- Я родилась в Хмельнике, мой дед, Мордехай Слободянский, был главным раввином города, а бабушка происходила из очень уважаемой еврейской семьи, - вспоминает Малка Клейман. – Брат матери, к сожалению, крестился и вошел в историю как академик Тарле. Через какое-то время после моего рождения мамина сестра вышла замуж, маленький дедушкин дом стал тесен для такой большой семьи, и мы переехали в Шаргород. Этот переезд и спас нам жизнь. Мой отец Шимшон, или, как его все звали, Шомо Клейман стал и раввином, и шойхетом, и моэлем Шаргорода. Так как наша семья была религиозной, то мы оказались в числе "лишенцев", то есть нас лишили всех прав и возможности законно работать. Поэтому мама, чтобы прокормить семью, была вынуждена заняться торговлей, или, как тогда говорили, спекулировать. "Лишенцами" тогда были все служители культа или просто те, кто не скрывал своей религиозности, – и евреи, и католики, и православные. Только в 1937 году, когда была принята сталинская конституция, "лишенцам" сделали послабление, и мама с папой стали официально работать.
Мама каким-то образом без всякой подготовки устроилась главным бухгалтером у какую-то контору. Я до сих пор помню, что под ее началом были два Янкеля – Янкель Кац и Янкель Клейман. Мама часто отсылала их домой и говорила, что будет работать за них. Тогда многие евреи работали в торговле, и – что там скрывать! – делали гешефты. Так мама помогала им готовить годовые отчеты так, чтобы дебет сходился с кредитом, и этим спасала от тюрьмы. У меня до сих пор в доме есть казанок, который подарил ей в благодарность за отчет заведующий одного посудного магазина.

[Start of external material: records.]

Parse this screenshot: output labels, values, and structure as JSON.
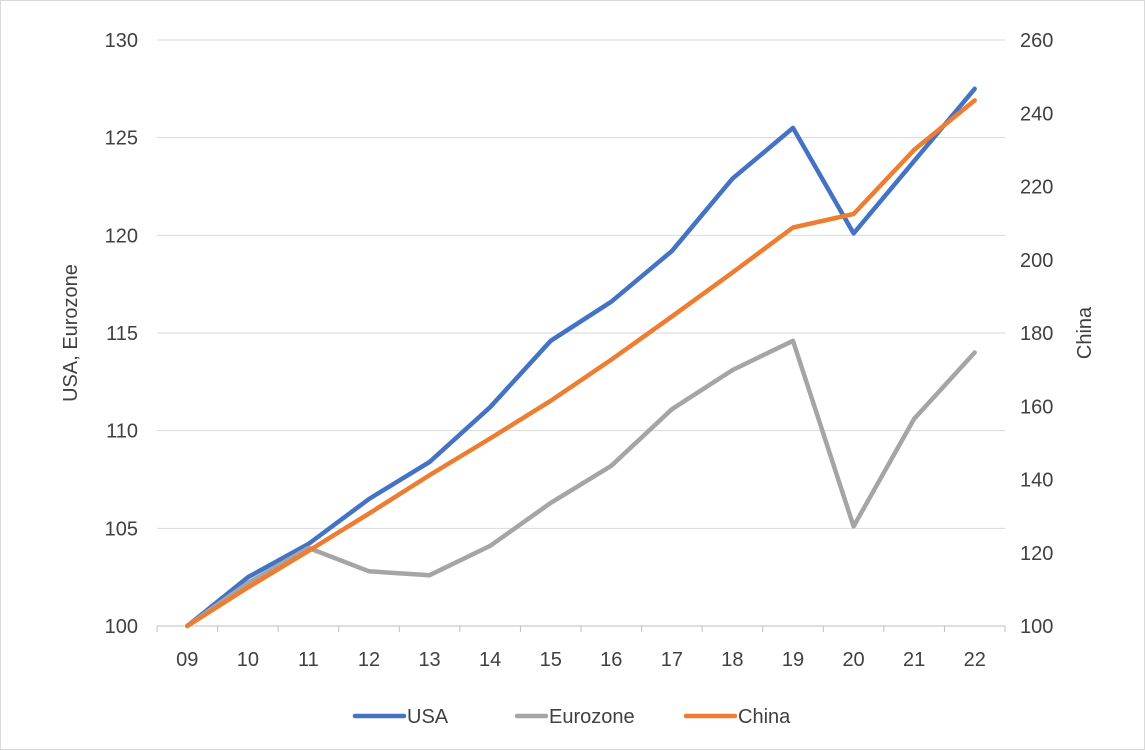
{
  "chart_data": {
    "type": "line",
    "categories": [
      "09",
      "10",
      "11",
      "12",
      "13",
      "14",
      "15",
      "16",
      "17",
      "18",
      "19",
      "20",
      "21",
      "22"
    ],
    "y_left": {
      "label": "USA, Eurozone",
      "range": [
        100,
        130
      ],
      "ticks": [
        "100",
        "105",
        "110",
        "115",
        "120",
        "125",
        "130"
      ]
    },
    "y_right": {
      "label": "China",
      "range": [
        100,
        260
      ],
      "ticks": [
        "100",
        "120",
        "140",
        "160",
        "180",
        "200",
        "220",
        "240",
        "260"
      ]
    },
    "grid": true,
    "legend_position": "bottom",
    "series": [
      {
        "name": "USA",
        "axis": "left",
        "color": "#4472c4",
        "values": [
          100,
          102.5,
          104.2,
          106.5,
          108.4,
          111.2,
          114.6,
          116.6,
          119.2,
          122.9,
          125.5,
          120.1,
          123.8,
          127.5
        ]
      },
      {
        "name": "Eurozone",
        "axis": "left",
        "color": "#a5a5a5",
        "values": [
          100,
          102.2,
          104.0,
          102.8,
          102.6,
          104.1,
          106.3,
          108.2,
          111.1,
          113.1,
          114.6,
          105.1,
          110.6,
          114.0
        ]
      },
      {
        "name": "China",
        "axis": "right",
        "color": "#ed7d31",
        "values": [
          100,
          110.5,
          120.5,
          130.7,
          141.2,
          151.2,
          161.5,
          172.7,
          184.5,
          196.5,
          208.8,
          212.5,
          230.0,
          243.5
        ]
      }
    ]
  }
}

- Семья оставалась религиозной?
- Да, и папа, и мама до конца жизни строго следовали традициям. Но я училась в украинской школе и была уже "советской девочкой" - активной пионеркой, старостой класса и редактором стенгазеты. Помню, как на Песах отец возлежал на диване и читал Агаду, а я в знак протеста демонстративно сидела в стороне с книжкой. Но одноклассники просили, чтобы я приносила мацу, и я приносила. Учительница ничего по поводу такой "религиозной пропаганды" не говорила, только ворчала из-за того, что маца сильно крошится, и мы сорим в классе. Но каких-либо гонений на евреев я не помню. В смысле религии родители решили предоставить нам полную свободу. Но это было уже потом…

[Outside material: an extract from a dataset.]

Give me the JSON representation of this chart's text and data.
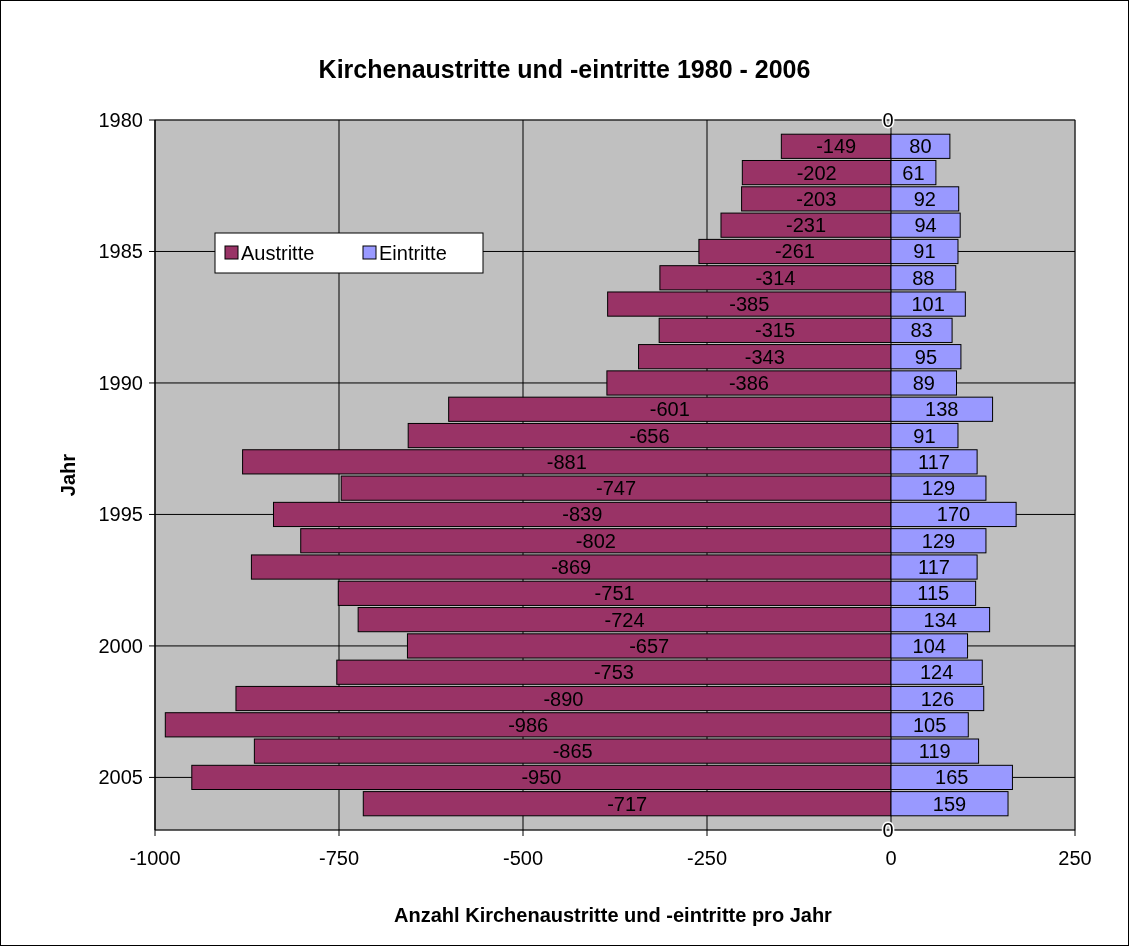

Когда началась война, мне было десять лет, сестре семь, а брату Шломо – четыре года. Шаргород оказался под румынами – и это было наше счастье. Румыны, должна сказать, были очень бедны. Солдаты, к примеру, у них ходили не в сапогах, а в лаптях. Они не убивали, они лишь крали. Даже не крали, а просто заходили в дома и брали то, что им приглянется. Они не стыдились этого и честно признавались, - мол, мы, румыны, воры! Говорили, что их терпимое отношение к евреям объяснялось тем, что король Кароль Второй оставил свою жену и стал жить с еврейкой Еленой Вольф (она же Магда Лупеску. – Прим. ред.), которая имела на него огромное влияние. Но потом Кароля сместили, на трон взвели его сына Михая, который не мог простить отцу измены матери и потому к евреям относился значительно хуже. И все же евреев Румынии, Буковины, Бессарабии и Транснистрии не убивали, а ссылали в гетто.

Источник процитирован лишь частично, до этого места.